Ab Initio quantum chemical studies of reactions in astrophysical ices - Reactions involving CH₃OH, CO₂, CO, and HNCO in H ₂CO/NH₃/H₂O ices

While reactions between closed shell molecules generally involve prohibitive barriers in the gas phase, prior experimental and theoretical studies have demonstrated that some of these reactions are significantly enhanced when confined within an icy grain mantle and can occur efficiently at temperatures below 100 K with no additional energy processing. The archetypal case is the reaction of formaldehyde (H₂CO) and ammonia (NH ₃) to yield hydroxymethylamine (NH₂CH₂OH).
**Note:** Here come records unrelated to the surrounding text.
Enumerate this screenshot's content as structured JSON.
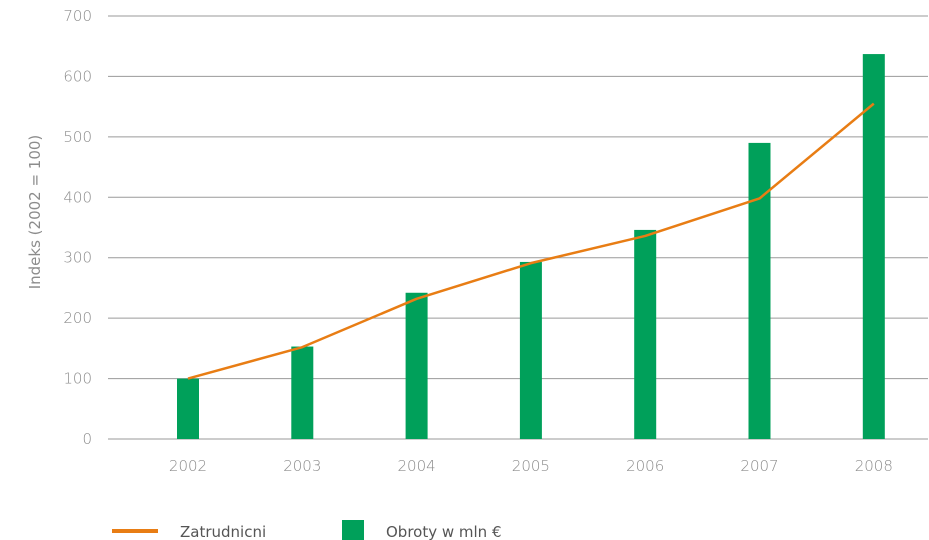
{
  "chart_data": {
    "type": "bar",
    "ylabel": "Indeks (2002 = 100)",
    "ylim": [
      0,
      700
    ],
    "yticks": [
      0,
      100,
      200,
      300,
      400,
      500,
      600,
      700
    ],
    "categories": [
      "2002",
      "2003",
      "2004",
      "2005",
      "2006",
      "2007",
      "2008"
    ],
    "grid": true,
    "legend": "bottom-left",
    "series": [
      {
        "name": "Obroty w mln €",
        "type": "bar",
        "color": "#00a05a",
        "values": [
          100,
          153,
          242,
          293,
          346,
          490,
          637
        ]
      },
      {
        "name": "Zatrudnicni",
        "type": "line",
        "color": "#e87d14",
        "values": [
          100,
          152,
          232,
          291,
          336,
          398,
          555
        ]
      }
    ]
  }
}
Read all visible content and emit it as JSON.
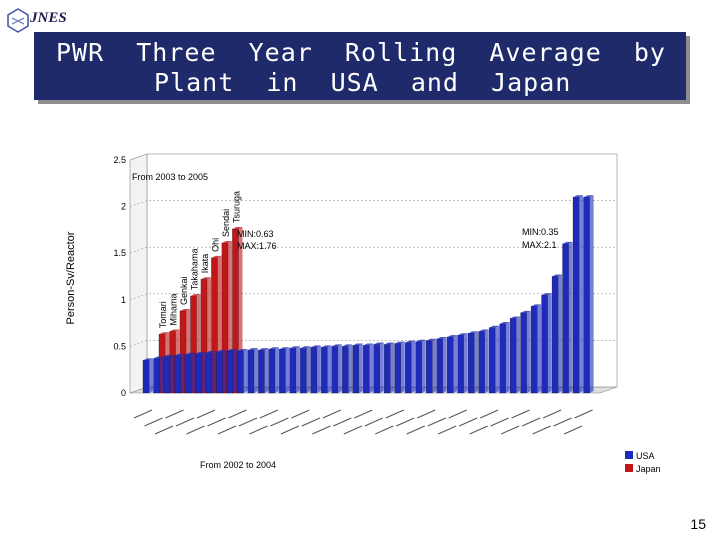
{
  "header": {
    "logo_text": "JNES",
    "title_line1": "PWR  Three  Year  Rolling  Average  by",
    "title_line2": "Plant  in  USA  and  Japan"
  },
  "page_number": "15",
  "colors": {
    "title_bg": "#1f2a6b",
    "usa": "#1d2bb8",
    "japan": "#c01818"
  },
  "chart_data": {
    "type": "bar",
    "ylabel": "Person-Sv/Reactor",
    "ylim": [
      0,
      2.5
    ],
    "y_ticks": [
      0,
      0.5,
      1,
      1.5,
      2,
      2.5
    ],
    "legend": {
      "position": "bottom-right",
      "entries": [
        "USA",
        "Japan"
      ]
    },
    "series": [
      {
        "name": "USA",
        "period_label": "From 2002 to 2004",
        "annotation": [
          "MIN:0.35",
          "MAX:2.1"
        ],
        "values": [
          0.35,
          0.37,
          0.39,
          0.4,
          0.41,
          0.42,
          0.43,
          0.44,
          0.45,
          0.45,
          0.46,
          0.46,
          0.47,
          0.47,
          0.48,
          0.48,
          0.49,
          0.49,
          0.5,
          0.5,
          0.51,
          0.51,
          0.52,
          0.52,
          0.53,
          0.54,
          0.55,
          0.56,
          0.58,
          0.6,
          0.62,
          0.64,
          0.66,
          0.7,
          0.74,
          0.8,
          0.86,
          0.93,
          1.05,
          1.25,
          1.6,
          2.1,
          2.1
        ]
      },
      {
        "name": "Japan",
        "period_label": "From 2003 to 2005",
        "annotation": [
          "MIN:0.63",
          "MAX:1.76"
        ],
        "plants": [
          "Tomari",
          "Mihama",
          "Genkai",
          "Takahama",
          "Ikata",
          "Ohi",
          "Sendai",
          "Tsuruga"
        ],
        "values": [
          0.63,
          0.66,
          0.88,
          1.04,
          1.22,
          1.45,
          1.61,
          1.76
        ]
      }
    ]
  }
}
In the present work we have characterized reactions involving methanol (CH ₃OH), carbon dioxide (CO₂), carbon monoxide (CO), and isocyanic acid (HNCO) in search of other favorable cases. Most of the emphasis is on CH₃OH, which was investigated in the two-body reaction with one H₂CO and the three-body reaction with two H₂CO molecules. The addition of a second H₂CO to the product of the reaction between CH₃OH and H₂CO was also considered as an alternative route to longer polyoxymethylene polymers of the -CH₂O- form. The reaction between HNCO and NH₃ was studied to determine if it can compete against the barrierless charge transfer process that yields OCN ^- and NH₄⁺. Finally, the H₂CO + NH₃ reaction was revisited with additional benchmark calculations that confirm that little or no barrier is present when it occurs in ice.